Cashmere is made up of a very fine, lightweight fiber coming from the Kashmir goat. Found in Kashmir India, Tibet, Iran, Iraq, China, Persia, Turkestan, and Outer Mongolia, cashmere is known for its soft hand, since it comes from the belly of the Kashmir goat. Kashmir goats are either white, black, brown, or gray, but cashmere can be dyed many colors. Incredibly warm but not very durable, cashmere is often used for suits, coats, and jackets. When formed into a knit, cashmere makes a wonderful sweater but is also lovely as a scarf or robe. It’s somewhat scarce as it can be difficult to produce, making it a coveted luxury fabric.

Camels may illicit images of animals excited about getting halfway through the week, but they actually produce a warm and functional fiber. Sometimes blended with wool, camel hair is often collected when the camel is molting.
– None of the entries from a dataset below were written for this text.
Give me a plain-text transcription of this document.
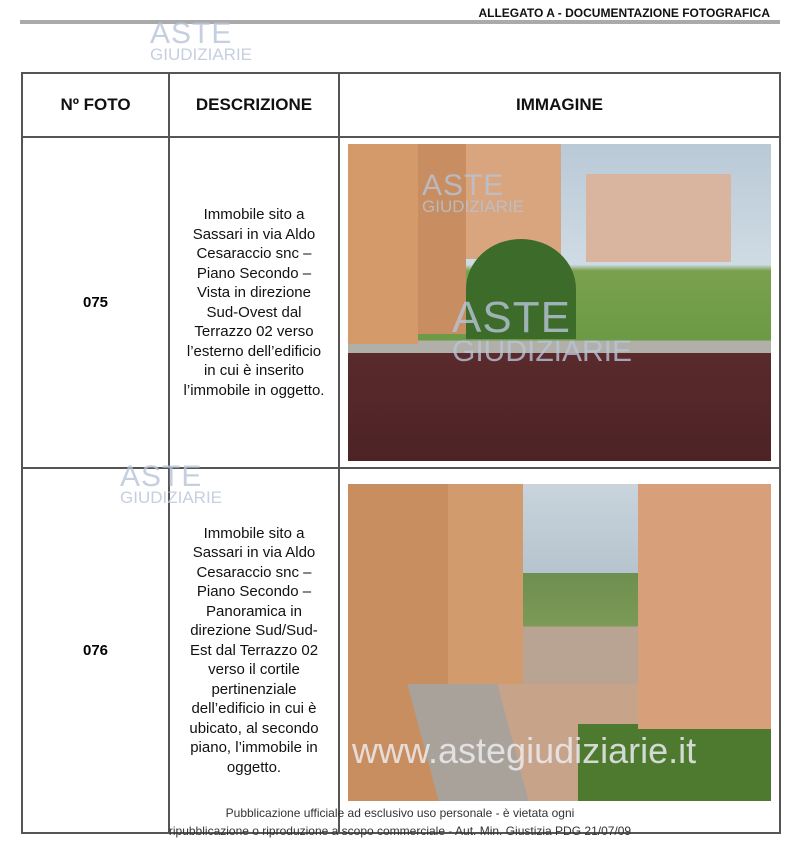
ALLEGATO A - DOCUMENTAZIONE FOTOGRAFICA
Nº FOTO	DESCRIZIONE	IMMAGINE
075	Immobile sito a Sassari in via Aldo Cesaraccio snc – Piano Secondo – Vista in direzione Sud-Ovest dal Terrazzo 02 verso l’esterno dell’edificio in cui è inserito l’immobile in oggetto.	

076	Immobile sito a Sassari in via Aldo Cesaraccio snc – Piano Secondo – Panoramica in direzione Sud/Sud-Est dal Terrazzo 02 verso il cortile pertinenziale dell’edificio in cui è ubicato, al secondo piano, l’immobile in oggetto.	
ASTE
GIUDIZIARIE
ASTE
GIUDIZIARIE
ASTE
GIUDIZIARIE
ASTE
GIUDIZIARIE
www.astegiudiziarie.it
Pubblicazione ufficiale ad esclusivo uso personale - è vietata ogni
ripubblicazione o riproduzione a scopo commerciale - Aut. Min. Giustizia PDG 21/07/09
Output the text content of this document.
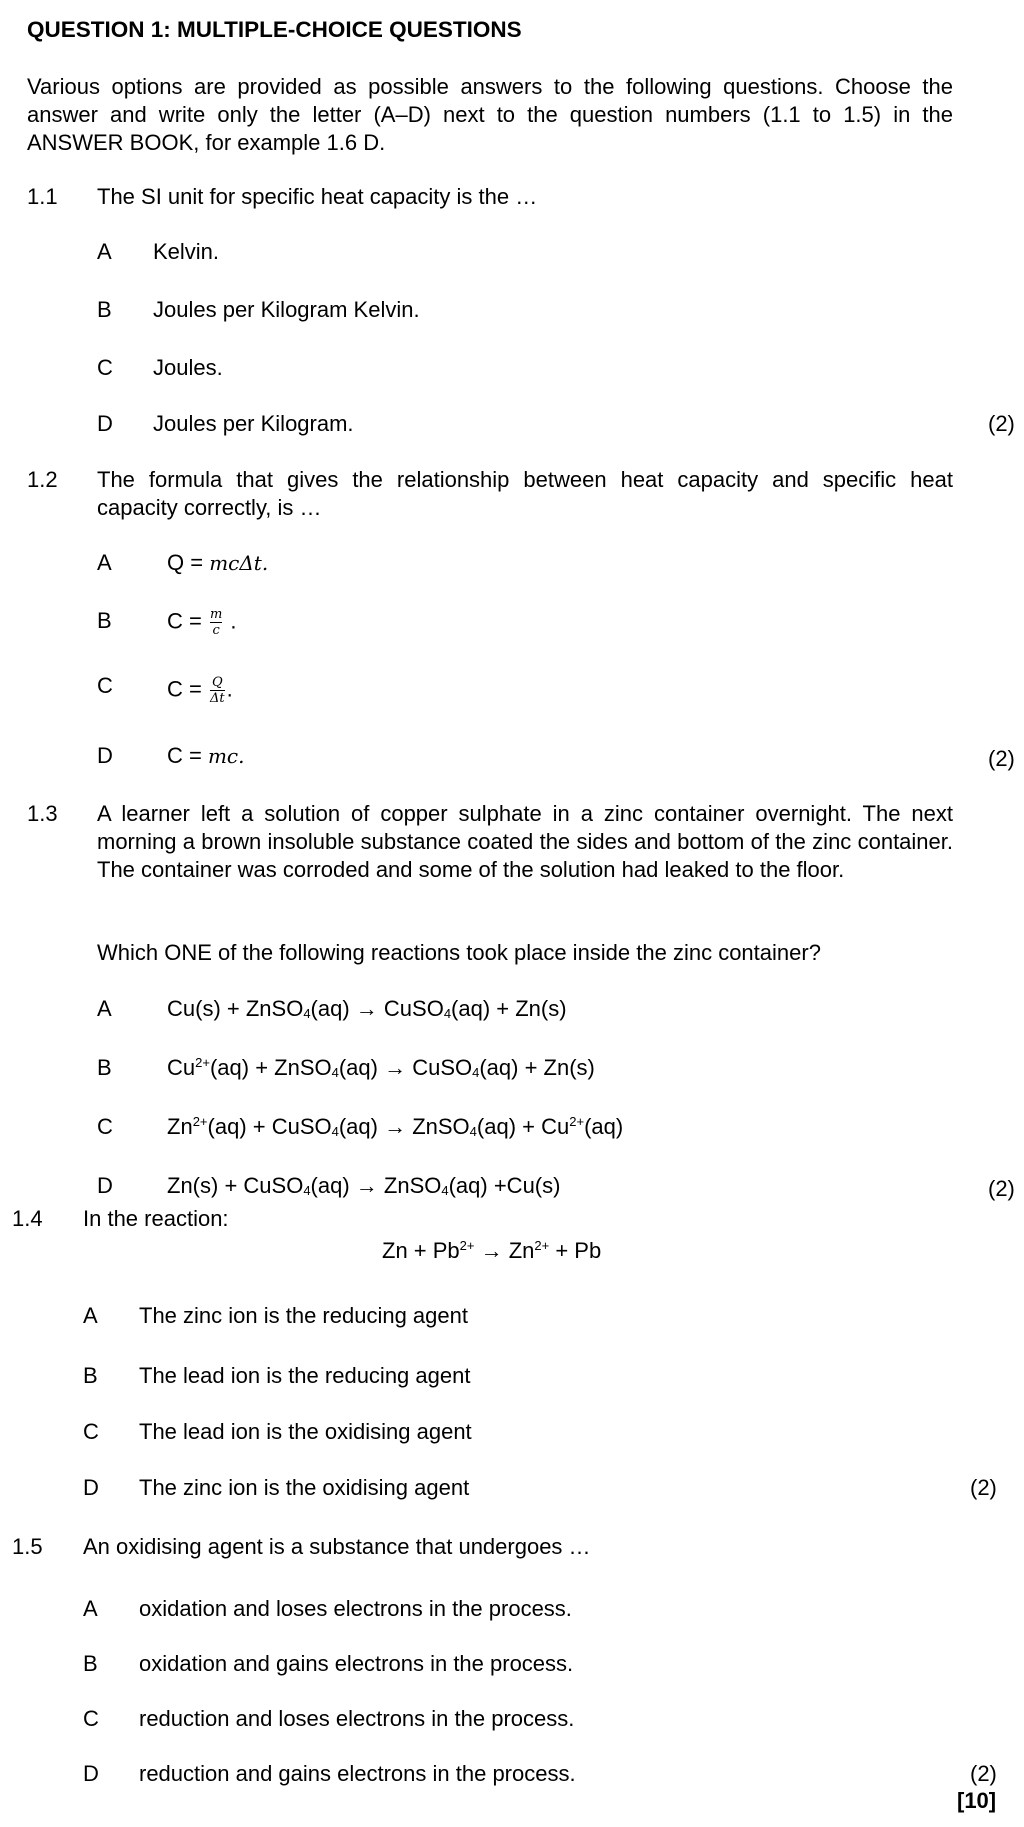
QUESTION 1: MULTIPLE-CHOICE QUESTIONS
Various options are provided as possible answers to the following questions. Choose the answer and write only the letter (A–D) next to the question numbers (1.1 to 1.5) in the ANSWER BOOK, for example 1.6 D.
1.1 The SI unit for specific heat capacity is the …
A Kelvin.
B Joules per Kilogram Kelvin.
C Joules.
D Joules per Kilogram.	(2)
1.2 The formula that gives the relationship between heat capacity and specific heat capacity correctly, is …
A	Q = mcΔt.
B	$C = \frac{m}{c}$ .
C $C = \frac{Q}{\Delta t}$ .
D C = mc.	(2)
1.3 A learner left a solution of copper sulphate in a zinc container overnight. The next morning a brown insoluble substance coated the sides and bottom of the zinc container. The container was corroded and some of the solution had leaked to the floor.
Which ONE of the following reactions took place inside the zinc container?
A	Cu(s) + ZnSO$_4$(aq) → CuSO$_4$(aq) + Zn(s)
B	$Cu^{2+}(aq)$ + ZnSO$_4$(aq) → CuSO$_4$(aq) + Zn(s)
C $Zn^{2+}(aq)$ + CuSO$_4$(aq) → ZnSO$_4$(aq) + $Cu^{2+}(aq)$
D Zn(s) + CuSO$_4$(aq) → ZnSO$_4$(aq) +Cu(s)	(2)
1.4 In the reaction:
$Zn + Pb^{2+} \to Zn^{2+} + Pb$
A The zinc ion is the reducing agent
B The lead ion is the reducing agent
C The lead ion is the oxidising agent
D The zinc ion is the oxidising agent	(2)
1.5 An oxidising agent is a substance that undergoes …
A oxidation and loses electrons in the process.
B oxidation and gains electrons in the process.
C reduction and loses electrons in the process.
D reduction and gains electrons in the process.	(2)
[10]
Luxuriously soft and warm, camel fiber is mostly used in outerwear applications and is sometimes blended with wool. Camel wool is naturally water repellent and features a strong, smooth, and lustrous hand.

Virgin Wool is exactly what it sounds like; the first shearing of a lamb. Virgin wool is the softest of its kind, and is very fine. Despite its softness, virgin wool is water resistant and excellent for cold weather applications like sweaters or the softest slippers you’ve ever owned.

CELLULOSE FIBERS (SEEDS, COTTON)

Cotton, hemp, and linen are all examples of cellulose fabrics. Typically made from seeds or bast, which is a fiber found in the bark or phloem of a plant, cellulose fibers make the perfect summertime fabrics. Not only are they lightweight and great at conducting heat away from the body, but they also absorb perspiration quickly. Although fabrics made from cellulose fibers do wrinkle easily, they can be laundered safely with detergents and are heat tolerant enough to be ironed thoroughly. They don’t pill or build up static and are a highly cohesive fiber. That being said, cellulose fibers don’t recover from stretching well, tend to shrink, and can be harmed by acidic stains, so any fruit stain or similar should be removed immediately. They are prone to mildew, so don’t put these fabrics away damp, and are quite flammable. Thankfully, cellulose fibers are resistant to abrasions and feature a low luster.

Cotton is perhaps the most popular natural fiber in the world. In use since 5000 B.C.E., it is made from the fibers of the cotton plant. It is both soft, breathable and is used for a variety of applications. Often fashioned into denim or jersey, cotton can also be made into towels or sheets. Susceptible to dyes, most denim fabrics tend to withstand high temperatures and are easily washed.